Regarding your questions:
- SonarLint for IntelliJ and “new code” - I guess having a consistent interpretation between Qube and Lint would make more sense. If I push my changes and everything is fine in IDEA’s before commit check I don’t want to receive a notification by SonarQube that something’s wrong.
- A ~7K lines Java class takes ~30 seconds on my machine (~500 findings)
- A ~500 lines Java class takes ~1 second on my machine (16 findings)
Unfortunately we have several classes like the former, although the majority is like the latter.
Maybe you could offer an option for a line threshold (do not scan files automatically that have > X lines)?
Kind regards, Stefan
Hello @StefanR and thanks for the answers!
We’d like to give a closer look at why this is so slow. Would you mind sharing with us a few more information if possible?
- hardware info (CPU, RAM)
- your CLASSPATH
- did you customize your SonarQube quality profile? in this case which rules did you activate or deactivate?
CPU: Intel(R) Core™ i7-10510U CPU @ 1.80GHz 2.30 GHz
RAM: 32,0 GB
OS: Windows 10 Enterprise
Classpath: Which one do you mean? I could send you the Maven dependencies of the project that example class resides in. Or the one of the plugin? How can I see that?

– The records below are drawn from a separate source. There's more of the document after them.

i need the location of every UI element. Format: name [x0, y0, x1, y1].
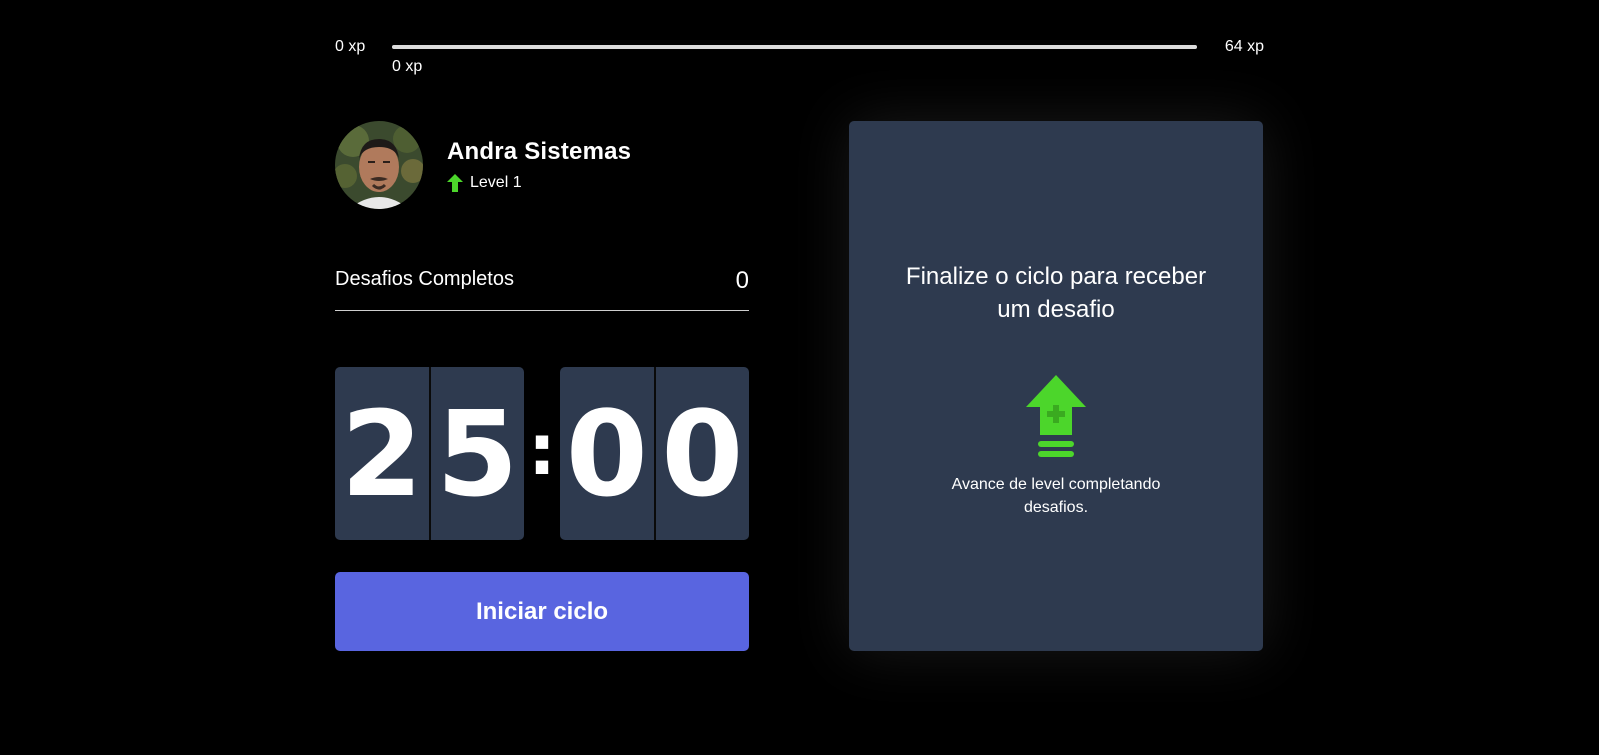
- second-digit-right: 0: [653, 367, 750, 540]
- second-digit-left: 0: [565, 384, 648, 523]
- profile-info: Andra Sistemas Level 1: [447, 138, 631, 192]
- completed-challenges: Desafios Completos 0: [335, 262, 749, 311]
- level-up-icon: [1026, 375, 1086, 457]
- xp-progress-track: [392, 45, 1197, 49]
- start-cycle-button[interactable]: Iniciar ciclo: [335, 572, 749, 651]
- profile: Andra Sistemas Level 1: [335, 121, 631, 209]
- xp-progress-fill: [392, 45, 1197, 49]
- countdown-separator: :: [528, 408, 556, 491]
- countdown-minutes: 2 5: [335, 367, 524, 540]
- avatar: [335, 121, 423, 209]
- minute-digit-left: 2: [340, 384, 423, 523]
- xp-min-label: 0 xp: [335, 38, 366, 55]
- xp-max-label: 64 xp: [1224, 38, 1264, 55]
- level-up-arrow-icon: [447, 174, 463, 192]
- profile-level-label: Level 1: [470, 174, 522, 191]
- challenge-box: Finalize o ciclo para receber um desafio…: [849, 121, 1263, 651]
- profile-level: Level 1: [447, 174, 631, 192]
- experience-bar: 0 xp 0 xp 64 xp: [335, 36, 1264, 76]
- profile-name: Andra Sistemas: [447, 138, 632, 165]
- challenge-box-title: Finalize o ciclo para receber um desafio: [905, 263, 1207, 323]
- countdown-seconds: 0 0: [560, 367, 749, 540]
- countdown: 2 5 : 0 0: [335, 367, 749, 540]
- completed-challenges-label: Desafios Completos: [335, 268, 514, 290]
- minute-digit-right: 5: [428, 367, 525, 540]
- challenge-box-description: Avance de level completando desafios.: [951, 476, 1161, 516]
- completed-challenges-count: 0: [735, 267, 749, 294]
- xp-current-label: 0 xp: [392, 58, 423, 75]
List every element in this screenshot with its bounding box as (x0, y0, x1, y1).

Profile: we did customize it by disabling some rules (all security related ones because we use a different tool for that, and also some rules we don’t like):
(How can I get a report of deactivated rules?)
I will take continue to investigate the performance issue with you.

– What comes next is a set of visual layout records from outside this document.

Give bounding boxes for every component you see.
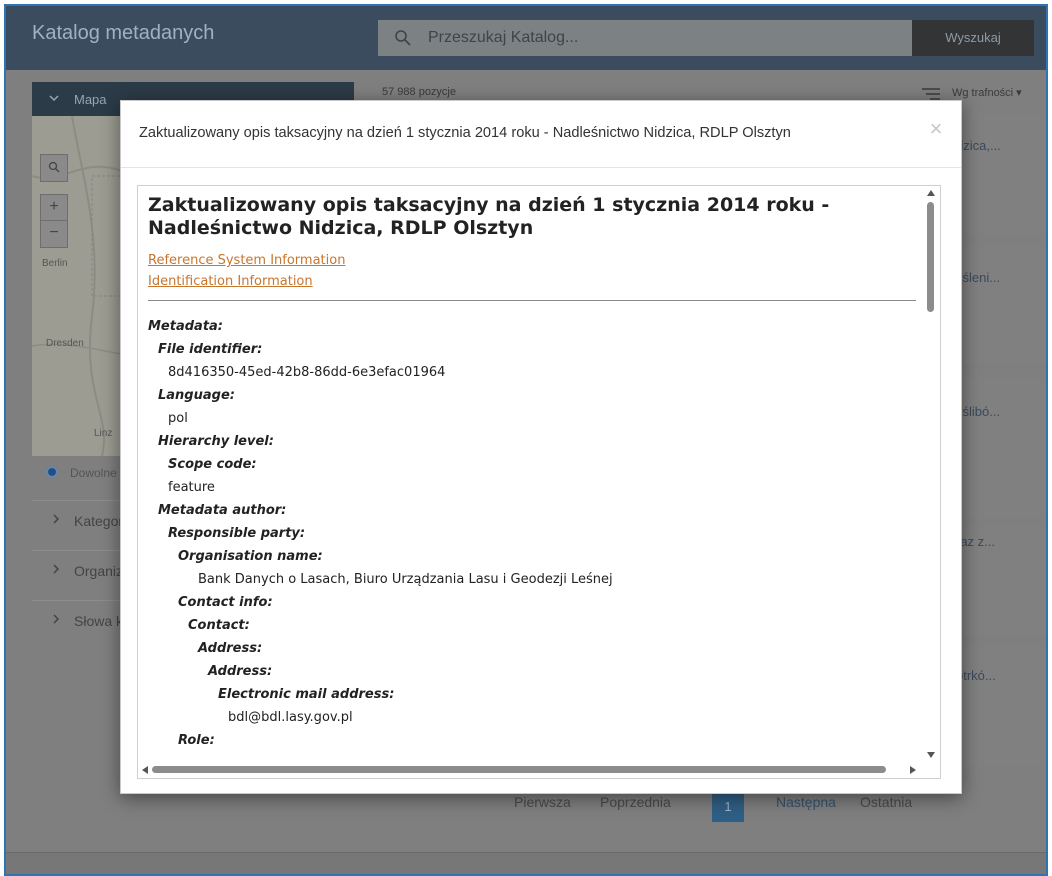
metadata-document: Zaktualizowany opis taksacyjny na dzień … (148, 194, 918, 754)
link-identification-information[interactable]: Identification Information (148, 271, 918, 292)
scroll-left-arrow-icon[interactable] (142, 766, 148, 774)
vertical-scroll-thumb[interactable] (927, 202, 934, 312)
result-title[interactable]: yśleni... (956, 270, 1000, 285)
metadata-key: Hierarchy level: (158, 434, 274, 449)
map-label-dresden: Dresden (46, 338, 84, 349)
pagination-next[interactable]: Następna (776, 794, 836, 810)
sort-lines-icon (922, 88, 940, 100)
chevron-right-icon (53, 514, 60, 524)
search-input[interactable]: Przeszukaj Katalog... (428, 29, 578, 47)
chevron-down-icon (49, 95, 59, 102)
search-icon (48, 161, 60, 173)
zoom-search-button[interactable] (40, 154, 68, 182)
metadata-key: Language: (158, 388, 235, 403)
map-panel-title: Mapa (74, 92, 107, 107)
search-icon (395, 30, 411, 46)
modal-title: Zaktualizowany opis taksacyjny na dzień … (139, 125, 791, 141)
horizontal-scrollbar[interactable] (138, 762, 922, 778)
metadata-value: 8d416350-45ed-42b8-86dd-6e3efac01964 (168, 365, 446, 380)
divider (148, 300, 916, 301)
map-label-berlin: Berlin (42, 258, 68, 269)
search-button[interactable]: Wyszukaj (912, 20, 1034, 56)
metadata-key: Contact info: (178, 595, 273, 610)
metadata-value: bdl@bdl.lasy.gov.pl (228, 710, 353, 725)
scroll-right-arrow-icon[interactable] (910, 766, 916, 774)
search-box[interactable]: Przeszukaj Katalog... (378, 20, 912, 56)
map-label-linz: Linz (94, 428, 113, 439)
chevron-right-icon (53, 614, 60, 624)
metadata-key: Address: (208, 664, 273, 679)
document-title: Zaktualizowany opis taksacyjny na dzień … (148, 194, 830, 239)
zoom-out-button[interactable]: − (40, 220, 68, 248)
sort-label: Wg trafności ▾ (952, 87, 1022, 99)
vertical-scrollbar[interactable] (922, 186, 940, 762)
metadata-key: Metadata: (148, 319, 224, 334)
pagination-first[interactable]: Pierwsza (514, 794, 571, 810)
metadata-key: Role: (178, 733, 215, 748)
metadata-key: Scope code: (168, 457, 257, 472)
metadata-key: Responsible party: (168, 526, 306, 541)
pagination-previous[interactable]: Poprzednia (600, 794, 671, 810)
metadata-key: Organisation name: (178, 549, 323, 564)
metadata-value: feature (168, 480, 215, 495)
brand-title[interactable]: Katalog metadanych (32, 22, 214, 45)
section-links: Reference System Information Identificat… (148, 250, 918, 292)
scroll-down-arrow-icon[interactable] (927, 752, 935, 758)
metadata-key: Electronic mail address: (218, 687, 395, 702)
metadata-document-frame[interactable]: Zaktualizowany opis taksacyjny na dzień … (137, 185, 941, 779)
top-bar: Katalog metadanych Przeszukaj Katalog...… (6, 6, 1046, 70)
radio-selected-icon[interactable] (46, 466, 58, 478)
metadata-value: Bank Danych o Lasach, Biuro Urządzania L… (198, 572, 613, 587)
result-title[interactable]: yślibó... (956, 404, 1000, 419)
metadata-key: Address: (198, 641, 263, 656)
metadata-modal: Zaktualizowany opis taksacyjny na dzień … (120, 100, 962, 794)
pagination-last[interactable]: Ostatnia (860, 794, 912, 810)
metadata-key: Contact: (188, 618, 250, 633)
pagination-current-page[interactable]: 1 (712, 792, 744, 822)
close-icon[interactable]: × (925, 117, 947, 141)
metadata-key: Role code: (148, 752, 918, 754)
modal-header: Zaktualizowany opis taksacyjny na dzień … (121, 101, 961, 168)
result-title[interactable]: dzica,... (956, 138, 1001, 153)
metadata-key: File identifier: (158, 342, 263, 357)
metadata-tree: Metadata: File identifier: 8d416350-45ed-4… (148, 315, 918, 754)
link-reference-system-information[interactable]: Reference System Information (148, 250, 918, 271)
metadata-key: Metadata author: (158, 503, 287, 518)
horizontal-scroll-thumb[interactable] (152, 766, 886, 773)
result-count: 57 988 pozycje (382, 86, 456, 98)
radio-label: Dowolne (70, 466, 117, 480)
page-footer (6, 852, 1046, 874)
chevron-right-icon (53, 564, 60, 574)
metadata-value: pol (168, 411, 188, 426)
scroll-up-arrow-icon[interactable] (927, 190, 935, 196)
browser-viewport: Katalog metadanych Przeszukaj Katalog...… (4, 4, 1048, 876)
zoom-in-button[interactable]: + (40, 194, 68, 222)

Your hardware spec looks good.
Can you please:
Enable verbose + analysis logs in the SonarLint log tab
- Clear the logs
- Analyze the 7K file alone (got to the SonarLint → Current file and click on the green “play” button)
You should get a lot of logs, but we are only interested in logs with timings at the moment. Something like:
[Action] 1 file(s) submitted
JavaClasspath initialization (done) | time=3ms
JavaTestClasspath initialization (done) | time=3ms
Analysis time of [uri=file:///home/julien.henry/Projects/XXXXX.java] (1880ms)
Java "Main" source files AST scan (done) | time=1881ms
Done in 1931ms
Can you share those infos here please?